96 toplumsal mekanizmaların oluşmasını talep etme hakkı elde etmektedirler (Yavuz, 2015: 122).

Deniz Kandiyoti’nin ataerkil pazarlık kavramını bu çalışmada, çapraz evliliklerde kadın katılımcıların partnerlerinin içine doğduğu kültürün dil kullanımı gibi bazı unsurlarını benimseme karşılığında değişmesi beklenen diğer özelliklerini (başını kapatmama gibi) muhafaza etme çabası ile okumak mümkündür. Ayrıca evliliğe dayalı asimilasyonun ağırlıklı olarak kadın görüşmeciler tarafından deneyimleniyor olmasının, bu ataerkil pazarlığa uygulanabilir bir alan açtığı söyleyebiliriz. Örneğin, Ankara’da 10 numaralı görüşmede Türk erkek katılımcı Melih, Kürt olan eşinin ailesinin kendisine büyük saygı duyduklarının altını çizerek yanında yanlışlıkla bile Kürtçe konuşmadıklarını belirtmiştir. Ancak, Aslı evde eşinin olmadığı zamanlarda ailesi ziyarete geldiğinde devamlı Kürtçe konuştuğunu Kürtçeyi de özünü oluşturan bir parça gibi gördüğünü ifade etmiştir. Dolayısıyla Aslı’nın geliştirdiği bu strateji ataerkil pazarlık olarak adlandırılabilir.

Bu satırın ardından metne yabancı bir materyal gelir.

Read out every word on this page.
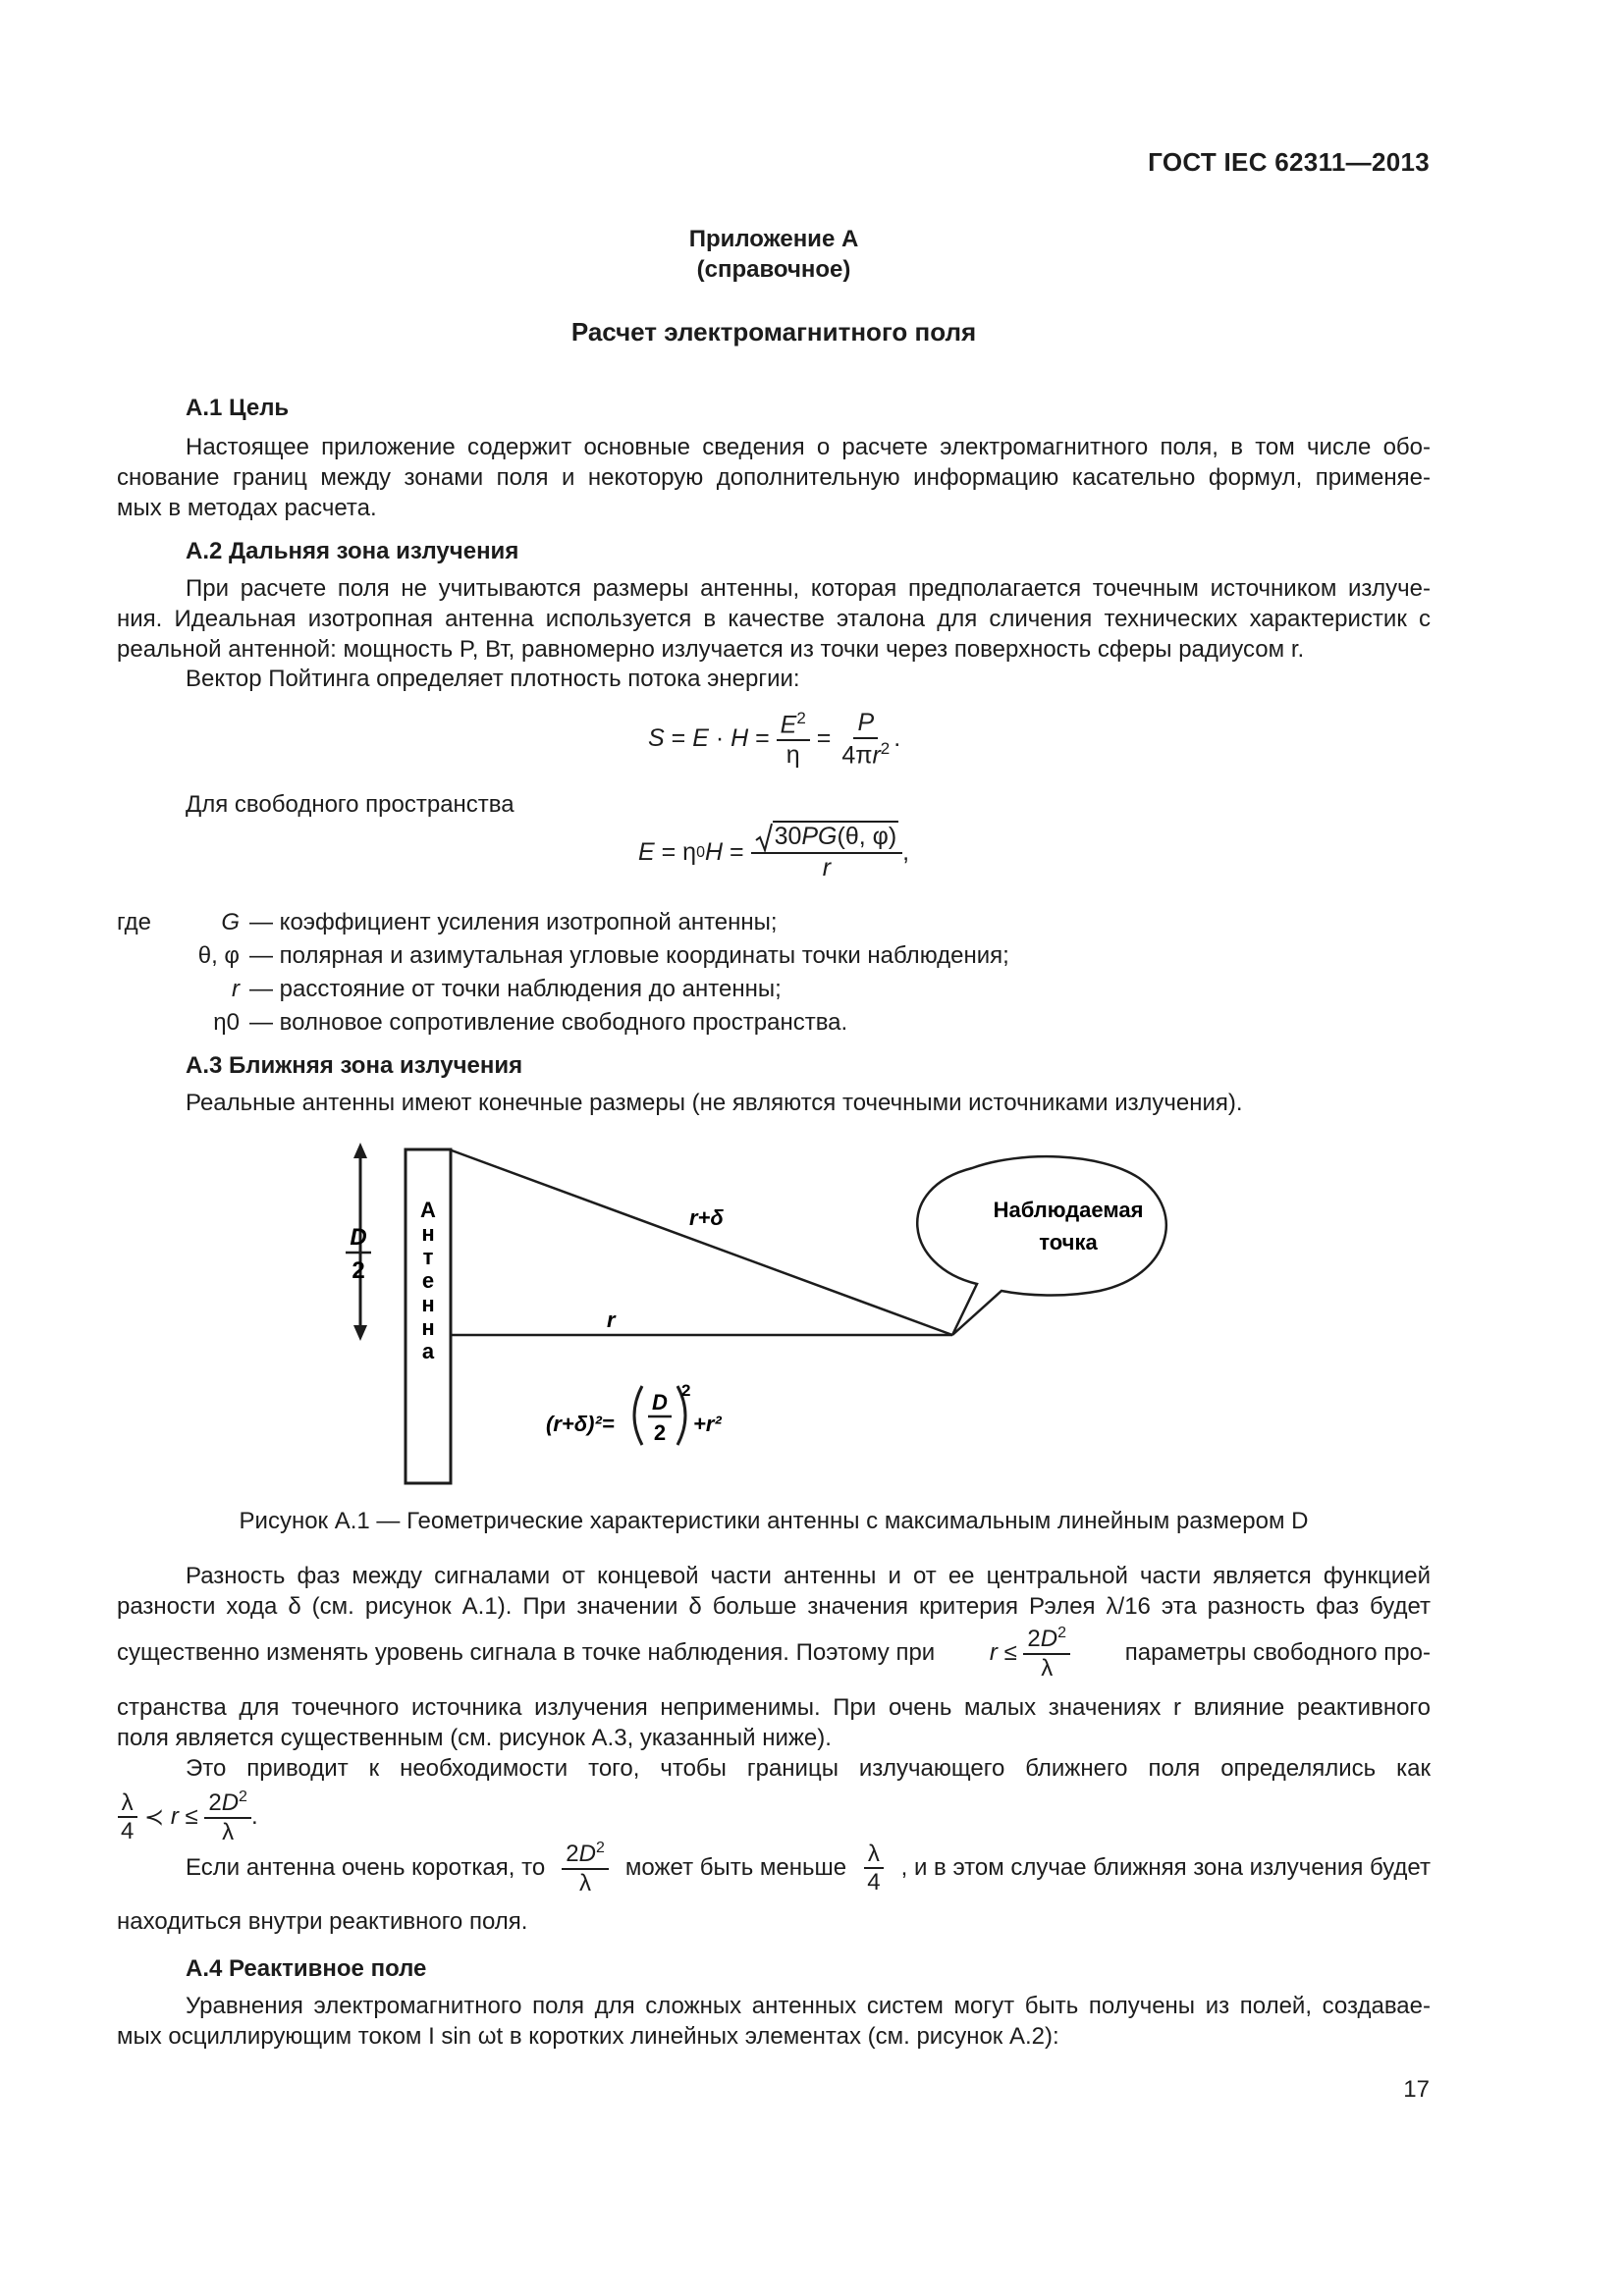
ГОСТ IEC 62311—2013
Приложение А
(справочное)
Расчет электромагнитного поля
А.1 Цель

Настоящее приложение содержит основные сведения о расчете электромагнитного поля, в том числе обо-
снование границ между зонами поля и некоторую дополнительную информацию касательно формул, применяе-
мых в методах расчета.

А.2 Дальняя зона излучения

При расчете поля не учитываются размеры антенны, которая предполагается точечным источником излуче-
ния. Идеальная изотропная антенна используется в качестве эталона для сличения технических характеристик с
реальной антенной: мощность P, Вт, равномерно излучается из точки через поверхность сферы радиусом r.

Вектор Пойтинга определяет плотность потока энергии:
$S = E \cdot H = \frac{E^2}{\eta} = \frac{P}{4\pi r^2}$ .
Для свободного пространства
E = η 0 $H = \frac{30PG(\theta, \varphi)}{r}$ ,
где	G — коэффициент усиления изотропной антенны;
θ, φ — полярная и азимутальная угловые координаты точки наблюдения;
r — расстояние от точки наблюдения до антенны;
η0 — волновое сопротивление свободного пространства.
А.3 Ближняя зона излучения
Реальные антенны имеют конечные размеры (не являются точечными источниками излучения).
D
2
А
н
т
е
н
н
а
r+δ
r
Наблюдаемая
точка
(r+δ)²=
D
2
2
+r²
Рисунок А.1 — Геометрические характеристики антенны с максимальным линейным размером D

Разность фаз между сигналами от концевой части антенны и от ее центральной части является функцией
разности хода δ (см. рисунок А.1). При значении δ больше значения критерия Рэлея λ/16 эта разность фаз будет

существенно изменять уровень сигнала в точке наблюдения. Поэтому при $r \le \frac{2D^2}{\lambda}$ параметры свободного про-

странства для точечного источника излучения неприменимы. При очень малых значениях r влияние реактивного
поля является существенным (см. рисунок А.3, указанный ниже).

Это приводит к необходимости того, чтобы границы излучающего ближнего поля определялись как

$\frac{\lambda}{4}$ ≺ $r \le \frac{2D^2}{\lambda}$ .
Если антенна очень короткая, то $\frac{2D^2}{\lambda}$ может быть меньше $\frac{\lambda}{4}$ , и в этом случае ближняя зона излучения будет
находиться внутри реактивного поля.
А.4 Реактивное поле

Уравнения электромагнитного поля для сложных антенных систем могут быть получены из полей, создавае-
мых осциллирующим током I sin ωt в коротких линейных элементах (см. рисунок А.2):

17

Buraya kadar, araştırmamızda çapraz evlilikler gerçekleştirmiş çiftlerin tanışma ve evlenme süreçlerini filtre ve sosyal takas kuramı olmak üzere iki temel yaklaşım üzerinden anlamaya çalıştık. Bu şekilde, evlenme biçimleri üzerinden gruplar arası sosyal teması ve mesafeyi anlayabilme imkânı elde ettik. Ancak her iki kuram da uluslararası temelli yaklaşımlar olduğu için bu iki kuramı araştırma bağlamında ele alamaya çalıştık. Bulguların ikinci kısmında ise çocukluk ve çocuk yetiştirmeye ilişkin analizler yapılacaktır.